COVID-19: Montréal se prépare à une deuxième vague

Montréal, qui a été l’épicentre de la première vague de la pandémie de COVID-19 au Québec et au Canada, se prépare maintenant «au pire» pour faire face à une éventuelle deuxième vague.

«On n’est pas capable de prédire si ça va être plusieurs petites éclosions, des moyennes vagues ou une grosse plus en novembre. Mais clairement, on doit se préparer au pire», a indiqué la directrice régionale de la santé publique de Montréal, Mylène Drouin, en conférence de presse vendredi après-midi.

Les autorités régionales faisaient le point sur la première vague de la pandémie dans la métropole en compagnie du directeur national de la santé publique, Horacio Arruda.

À Montréal, 76 % des milieux pour personnes âgées ont vécu une éclosion de COVID-19, et 88 % des décès provenaient de ces endroits, selon la docteure Drouin.

De plus, 22 % de tous les cas — soit 6268 — étaient des professionnels de la santé.

«C’est sûr que le gros de ce qu’on a vécu dans notre première vague se situe autour de ces éclosions», a soutenu la docteure Drouin.

Elle s’est toutefois réjouie que la transmission communautaire ait été relativement contrôlée.

«On le voit encore aujourd’hui avec les éclosions qu’on a depuis début juillet et le dépistage qui s’est accru, on arrive encore aujourd’hui à bien contenir les éclosions qu’on a dans divers milieux de vie», a-t-elle souligné.

En ce moment, l’essentiel des «petites» éclosions à Montréal se trouvent dans des bars, des milieux de travail et des fêtes privées, a indiqué docteure Drouin.

Dépister et protéger les aînés

Pour cette deuxième vague, Montréal a deux priorités: s’assurer d’être prêt pour le dépistage, les enquêtes et la gestion des éclosions, ainsi que protéger les milieux pour les aînés.

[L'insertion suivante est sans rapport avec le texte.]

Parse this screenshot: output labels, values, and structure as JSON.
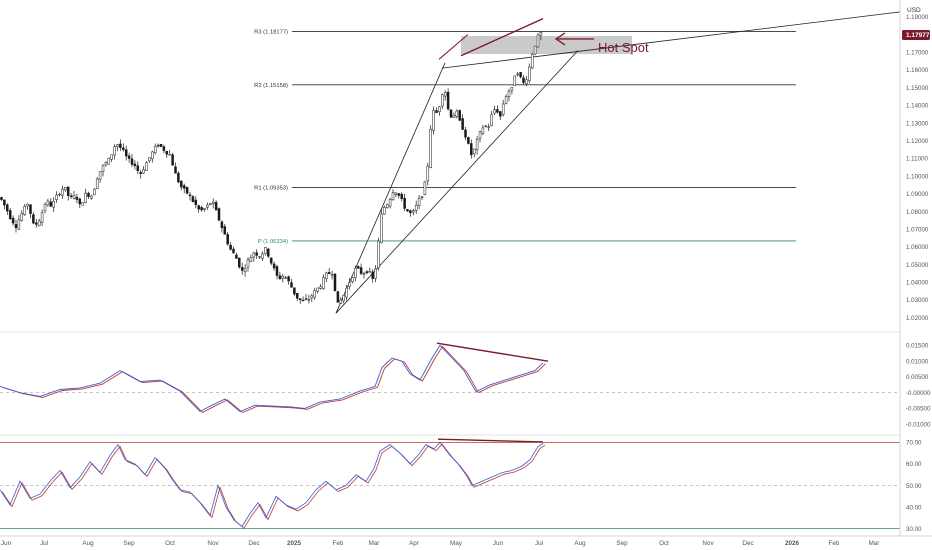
{
  "chart_data": {
    "type": "candlestick",
    "currency": "USD",
    "symbol_note": "EUR/USD style weekly/daily candles with pivot levels",
    "x_months": [
      "Jun",
      "Jul",
      "Aug",
      "Sep",
      "Oct",
      "Nov",
      "Dec",
      "2025",
      "Feb",
      "Mar",
      "Apr",
      "May",
      "Jun",
      "Jul",
      "Aug",
      "Sep",
      "Oct",
      "Nov",
      "Dec",
      "2026",
      "Feb",
      "Mar"
    ],
    "price_axis": {
      "ticks": [
        "1.19000",
        "1.18000",
        "1.17000",
        "1.16000",
        "1.15000",
        "1.14000",
        "1.13000",
        "1.12000",
        "1.11000",
        "1.10000",
        "1.09000",
        "1.08000",
        "1.07000",
        "1.06000",
        "1.05000",
        "1.04000",
        "1.03000",
        "1.02000"
      ],
      "ylim": [
        1.013,
        1.195
      ],
      "current_price": "1.17977"
    },
    "levels": [
      {
        "label": "R3 (1.18177)",
        "value": 1.18177,
        "color": "#333333"
      },
      {
        "label": "R2 (1.15158)",
        "value": 1.15158,
        "color": "#333333"
      },
      {
        "label": "R1 (1.09353)",
        "value": 1.09353,
        "color": "#333333"
      },
      {
        "label": "P (1.06334)",
        "value": 1.06334,
        "color": "#2e8b57"
      }
    ],
    "annotation": "Hot Spot",
    "close_path": [
      [
        0,
        1.088
      ],
      [
        6,
        1.082
      ],
      [
        11,
        1.076
      ],
      [
        16,
        1.072
      ],
      [
        22,
        1.079
      ],
      [
        28,
        1.085
      ],
      [
        34,
        1.071
      ],
      [
        40,
        1.076
      ],
      [
        46,
        1.086
      ],
      [
        52,
        1.083
      ],
      [
        58,
        1.09
      ],
      [
        64,
        1.094
      ],
      [
        70,
        1.087
      ],
      [
        76,
        1.089
      ],
      [
        80,
        1.083
      ],
      [
        86,
        1.09
      ],
      [
        92,
        1.089
      ],
      [
        98,
        1.101
      ],
      [
        104,
        1.106
      ],
      [
        110,
        1.11
      ],
      [
        116,
        1.119
      ],
      [
        122,
        1.115
      ],
      [
        128,
        1.109
      ],
      [
        134,
        1.107
      ],
      [
        140,
        1.101
      ],
      [
        146,
        1.107
      ],
      [
        152,
        1.113
      ],
      [
        158,
        1.118
      ],
      [
        164,
        1.115
      ],
      [
        170,
        1.112
      ],
      [
        176,
        1.1
      ],
      [
        182,
        1.093
      ],
      [
        188,
        1.09
      ],
      [
        194,
        1.085
      ],
      [
        200,
        1.08
      ],
      [
        206,
        1.082
      ],
      [
        212,
        1.086
      ],
      [
        218,
        1.077
      ],
      [
        224,
        1.068
      ],
      [
        230,
        1.059
      ],
      [
        236,
        1.054
      ],
      [
        242,
        1.046
      ],
      [
        248,
        1.052
      ],
      [
        254,
        1.057
      ],
      [
        260,
        1.055
      ],
      [
        266,
        1.059
      ],
      [
        272,
        1.05
      ],
      [
        278,
        1.042
      ],
      [
        284,
        1.044
      ],
      [
        290,
        1.039
      ],
      [
        296,
        1.032
      ],
      [
        302,
        1.029
      ],
      [
        308,
        1.03
      ],
      [
        314,
        1.034
      ],
      [
        320,
        1.038
      ],
      [
        326,
        1.044
      ],
      [
        332,
        1.046
      ],
      [
        338,
        1.027
      ],
      [
        344,
        1.033
      ],
      [
        350,
        1.041
      ],
      [
        356,
        1.048
      ],
      [
        362,
        1.045
      ],
      [
        368,
        1.047
      ],
      [
        374,
        1.04
      ],
      [
        378,
        1.06
      ],
      [
        382,
        1.081
      ],
      [
        388,
        1.085
      ],
      [
        394,
        1.093
      ],
      [
        400,
        1.088
      ],
      [
        406,
        1.081
      ],
      [
        412,
        1.078
      ],
      [
        418,
        1.085
      ],
      [
        424,
        1.092
      ],
      [
        428,
        1.107
      ],
      [
        432,
        1.137
      ],
      [
        436,
        1.135
      ],
      [
        440,
        1.141
      ],
      [
        444,
        1.152
      ],
      [
        448,
        1.138
      ],
      [
        452,
        1.133
      ],
      [
        456,
        1.137
      ],
      [
        460,
        1.13
      ],
      [
        464,
        1.126
      ],
      [
        468,
        1.118
      ],
      [
        472,
        1.111
      ],
      [
        476,
        1.118
      ],
      [
        480,
        1.124
      ],
      [
        484,
        1.129
      ],
      [
        488,
        1.127
      ],
      [
        492,
        1.135
      ],
      [
        496,
        1.139
      ],
      [
        500,
        1.133
      ],
      [
        504,
        1.143
      ],
      [
        508,
        1.148
      ],
      [
        512,
        1.149
      ],
      [
        516,
        1.161
      ],
      [
        520,
        1.156
      ],
      [
        524,
        1.152
      ],
      [
        528,
        1.158
      ],
      [
        532,
        1.169
      ],
      [
        536,
        1.176
      ],
      [
        540,
        1.181
      ],
      [
        543,
        1.1798
      ]
    ],
    "oscillator_1": {
      "ticks": [
        "0.01500",
        "0.01000",
        "0.00500",
        "-0.00000",
        "-0.00500",
        "-0.01000"
      ],
      "ylim": [
        -0.0125,
        0.018
      ],
      "zero_line": 0,
      "path": [
        [
          0,
          0.002
        ],
        [
          20,
          0.0
        ],
        [
          40,
          -0.0012
        ],
        [
          60,
          0.001
        ],
        [
          80,
          0.0015
        ],
        [
          100,
          0.003
        ],
        [
          120,
          0.007
        ],
        [
          140,
          0.0035
        ],
        [
          160,
          0.004
        ],
        [
          180,
          0.0005
        ],
        [
          200,
          -0.006
        ],
        [
          212,
          -0.004
        ],
        [
          225,
          -0.002
        ],
        [
          240,
          -0.006
        ],
        [
          255,
          -0.004
        ],
        [
          270,
          -0.0042
        ],
        [
          290,
          -0.0045
        ],
        [
          305,
          -0.005
        ],
        [
          320,
          -0.003
        ],
        [
          340,
          -0.002
        ],
        [
          360,
          0.0005
        ],
        [
          375,
          0.002
        ],
        [
          382,
          0.008
        ],
        [
          392,
          0.011
        ],
        [
          402,
          0.01
        ],
        [
          410,
          0.006
        ],
        [
          420,
          0.004
        ],
        [
          432,
          0.011
        ],
        [
          440,
          0.015
        ],
        [
          452,
          0.011
        ],
        [
          464,
          0.007
        ],
        [
          476,
          0.0003
        ],
        [
          490,
          0.0025
        ],
        [
          505,
          0.004
        ],
        [
          520,
          0.0055
        ],
        [
          535,
          0.007
        ],
        [
          543,
          0.0095
        ]
      ]
    },
    "oscillator_2": {
      "ticks": [
        "70.00",
        "60.00",
        "50.00",
        "40.00",
        "30.00"
      ],
      "ylim": [
        27.5,
        72.5
      ],
      "upper_line": 70,
      "middle_line": 50,
      "lower_line": 30,
      "path": [
        [
          0,
          48
        ],
        [
          10,
          41
        ],
        [
          20,
          52
        ],
        [
          30,
          44
        ],
        [
          40,
          46
        ],
        [
          50,
          52
        ],
        [
          60,
          57
        ],
        [
          70,
          49
        ],
        [
          80,
          54
        ],
        [
          90,
          61
        ],
        [
          100,
          56
        ],
        [
          110,
          64
        ],
        [
          118,
          69
        ],
        [
          125,
          62
        ],
        [
          135,
          60
        ],
        [
          145,
          55
        ],
        [
          155,
          63
        ],
        [
          165,
          58
        ],
        [
          172,
          53
        ],
        [
          180,
          48
        ],
        [
          190,
          47
        ],
        [
          200,
          42
        ],
        [
          210,
          36
        ],
        [
          218,
          50
        ],
        [
          226,
          40
        ],
        [
          234,
          34
        ],
        [
          242,
          31
        ],
        [
          250,
          37
        ],
        [
          258,
          42
        ],
        [
          266,
          35
        ],
        [
          276,
          45
        ],
        [
          286,
          41
        ],
        [
          296,
          39
        ],
        [
          306,
          42
        ],
        [
          316,
          48
        ],
        [
          326,
          52
        ],
        [
          336,
          48
        ],
        [
          346,
          50
        ],
        [
          356,
          55
        ],
        [
          366,
          52
        ],
        [
          374,
          58
        ],
        [
          380,
          66
        ],
        [
          390,
          69
        ],
        [
          400,
          65
        ],
        [
          410,
          60
        ],
        [
          418,
          64
        ],
        [
          426,
          69
        ],
        [
          434,
          67
        ],
        [
          440,
          70
        ],
        [
          450,
          64
        ],
        [
          458,
          60
        ],
        [
          466,
          55
        ],
        [
          472,
          50
        ],
        [
          482,
          52
        ],
        [
          492,
          54
        ],
        [
          502,
          56
        ],
        [
          512,
          57
        ],
        [
          522,
          59
        ],
        [
          530,
          62
        ],
        [
          538,
          68
        ],
        [
          543,
          69.5
        ]
      ]
    }
  }
}
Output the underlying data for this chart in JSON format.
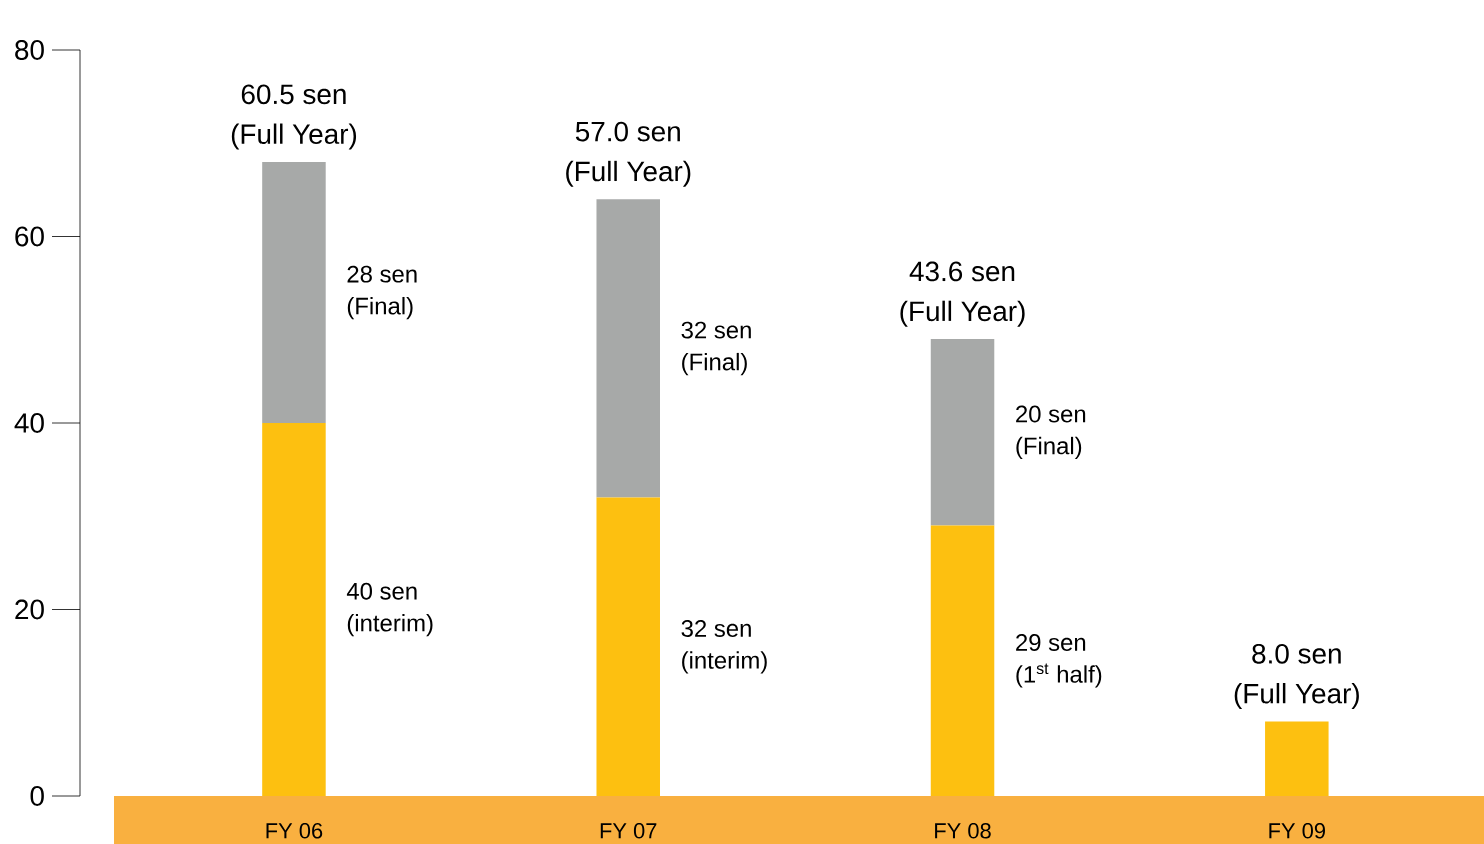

Pour ce faire, un centre de commandement régional a été mis en place.

Un projet pilote est aussi en cours dans la métropole pour mieux effectuer les enquêtes et communiquer plus rapidement avec les patients. C’est une firme externe qui se charge de collecter les informations de base et de fournir les consignes, et ensuite la santé publique fait les liens entre les cas et les milieux.

«Comme ce sont des gens qui sont spécialisés dans ce type d’appel-là, et qui sont capables d’embaucher des gens et d’augmenter rapidement le nombre de personnes qui font la collecte de données, si on a 100, 200, 300, 400 cas, on va pouvoir rapidement augmenter notre capacité sans toucher à nos effectifs de santé publique», a expliqué docteure Drouin.

Une deuxième vague pourrait arriver aussi tôt que cet automne, a signalé Horacio Arruda.

«Maintenant, on a une certaine accalmie, mais il ne faudrait pas penser que la situation est complètement disparue», a-t-il soutenu.

Selon les données disponibles vendredi, on dénombrait 29 133 cas à Montréal sur les 60 241 cas au Québec. Parmi tous ces cas dans la métropole, 3447 personnes ont succombé à la maladie.